Claire glared at him. The man's single-mindedness was maddening.

"You really cannot expect me to tell you all my secrets," she said airily.

His eyes flashed. Claire barely prevented herself from stepping back a pace. Thank goodness for the pistol, she thought, tightening her grip on it. It felt reassuringly heavy and solid in her hands.

"Whoever he is, he's using you." His voice was grim. His eyes never left her face. "Think, Sophy: If he cared anything for you, would he expose you to such danger? I tell you right now, no man would let a woman he loved risk what you are risking. But you may still save yourself: Tell me where you've hidden the letters."

It was time to have done with the whole idiotic farce, Claire realized, before she provoked him into springing at her, which he looked on the verge of doing.
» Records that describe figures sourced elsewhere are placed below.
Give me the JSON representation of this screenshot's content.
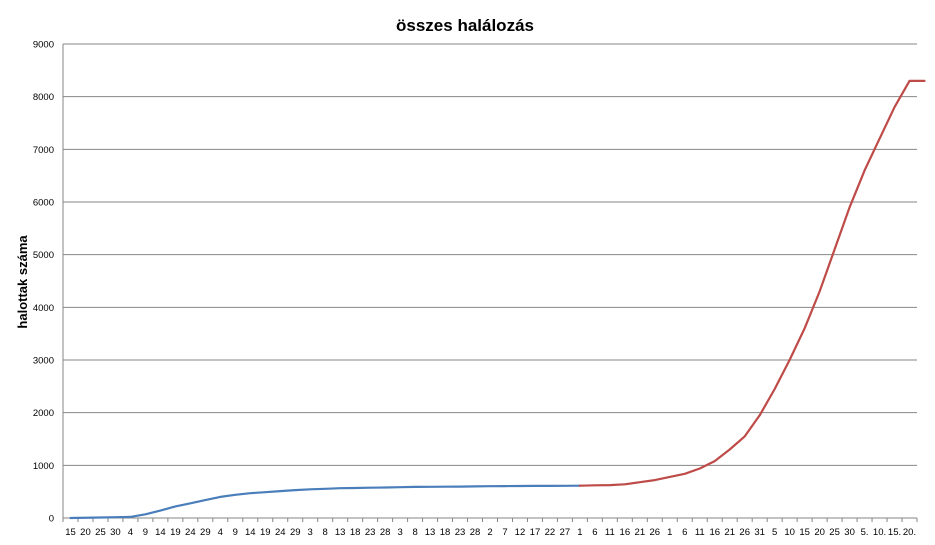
{
  "chart_data": {
    "type": "line",
    "title": "összes halálozás",
    "xlabel": "",
    "ylabel": "halottak száma",
    "ylim": [
      0,
      9000
    ],
    "yticks": [
      "0",
      "1000",
      "2000",
      "3000",
      "4000",
      "5000",
      "6000",
      "7000",
      "8000",
      "9000"
    ],
    "grid": true,
    "legend": "none",
    "x_tick_labels": [
      "15",
      "20",
      "25",
      "30",
      "4",
      "9",
      "14",
      "19",
      "24",
      "29",
      "4",
      "9",
      "14",
      "19",
      "24",
      "29",
      "3",
      "8",
      "13",
      "18",
      "23",
      "28",
      "3",
      "8",
      "13",
      "18",
      "23",
      "28",
      "2",
      "7",
      "12",
      "17",
      "22",
      "27",
      "1",
      "6",
      "11",
      "16",
      "21",
      "26",
      "1",
      "6",
      "11",
      "16",
      "21",
      "26",
      "31",
      "5",
      "10",
      "15",
      "20",
      "25",
      "30",
      "5.",
      "10.",
      "15.",
      "20."
    ],
    "series": [
      {
        "color": "#4a7ebb",
        "x": [
          0,
          2,
          3,
          4,
          5,
          6,
          7,
          8,
          9,
          10,
          11,
          12,
          13,
          14,
          15,
          16,
          17,
          18,
          19,
          20,
          21,
          22,
          23,
          24,
          25,
          26,
          27,
          28,
          29,
          30,
          31,
          32,
          33,
          34
        ],
        "values": [
          0,
          10,
          15,
          20,
          70,
          140,
          220,
          280,
          340,
          400,
          440,
          470,
          490,
          510,
          530,
          545,
          555,
          565,
          570,
          575,
          580,
          585,
          590,
          592,
          595,
          597,
          600,
          603,
          605,
          607,
          609,
          610,
          612,
          614
        ]
      },
      {
        "color": "#be4b48",
        "x": [
          34,
          35,
          36,
          37,
          38,
          39,
          40,
          41,
          42,
          43,
          44,
          45,
          46,
          47,
          48,
          49,
          50,
          51,
          52,
          53,
          54,
          55,
          56,
          57
        ],
        "values": [
          614,
          620,
          625,
          640,
          680,
          720,
          780,
          840,
          940,
          1080,
          1300,
          1550,
          1950,
          2450,
          3000,
          3600,
          4300,
          5100,
          5900,
          6600,
          7200,
          7800,
          8300,
          8300
        ]
      }
    ]
  }
}
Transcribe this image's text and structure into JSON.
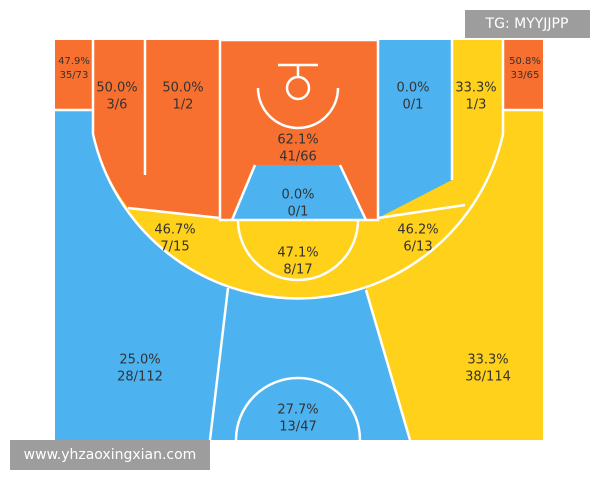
{
  "zones": [
    {
      "pct": "47.9%",
      "shots": "35/73"
    },
    {
      "pct": "50.0%",
      "shots": "3/6"
    },
    {
      "pct": "50.0%",
      "shots": "1/2"
    },
    {
      "pct": "62.1%",
      "shots": "41/66"
    },
    {
      "pct": "0.0%",
      "shots": "0/1"
    },
    {
      "pct": "33.3%",
      "shots": "1/3"
    },
    {
      "pct": "50.8%",
      "shots": "33/65"
    },
    {
      "pct": "0.0%",
      "shots": "0/1"
    },
    {
      "pct": "46.7%",
      "shots": "7/15"
    },
    {
      "pct": "47.1%",
      "shots": "8/17"
    },
    {
      "pct": "46.2%",
      "shots": "6/13"
    },
    {
      "pct": "25.0%",
      "shots": "28/112"
    },
    {
      "pct": "27.7%",
      "shots": "13/47"
    },
    {
      "pct": "33.3%",
      "shots": "38/114"
    }
  ],
  "watermarks": {
    "top": "TG: MYYJJPP",
    "bottom": "www.yhzaoxingxian.com"
  }
}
Despite everything, she would really prefer not to have to shoot him. Not that telling him— again!— that he had made a mistake would do any good, of course. He was clearly determined not to believe her, no matter what.

"I have not hidden your letters anywhere," she said tiredly. "I have never even set eyes on them. As I've told you more times than I can count, you've made a mistake: I am Lady Claire Lynes, not Miss Towbridge, and not Sophy."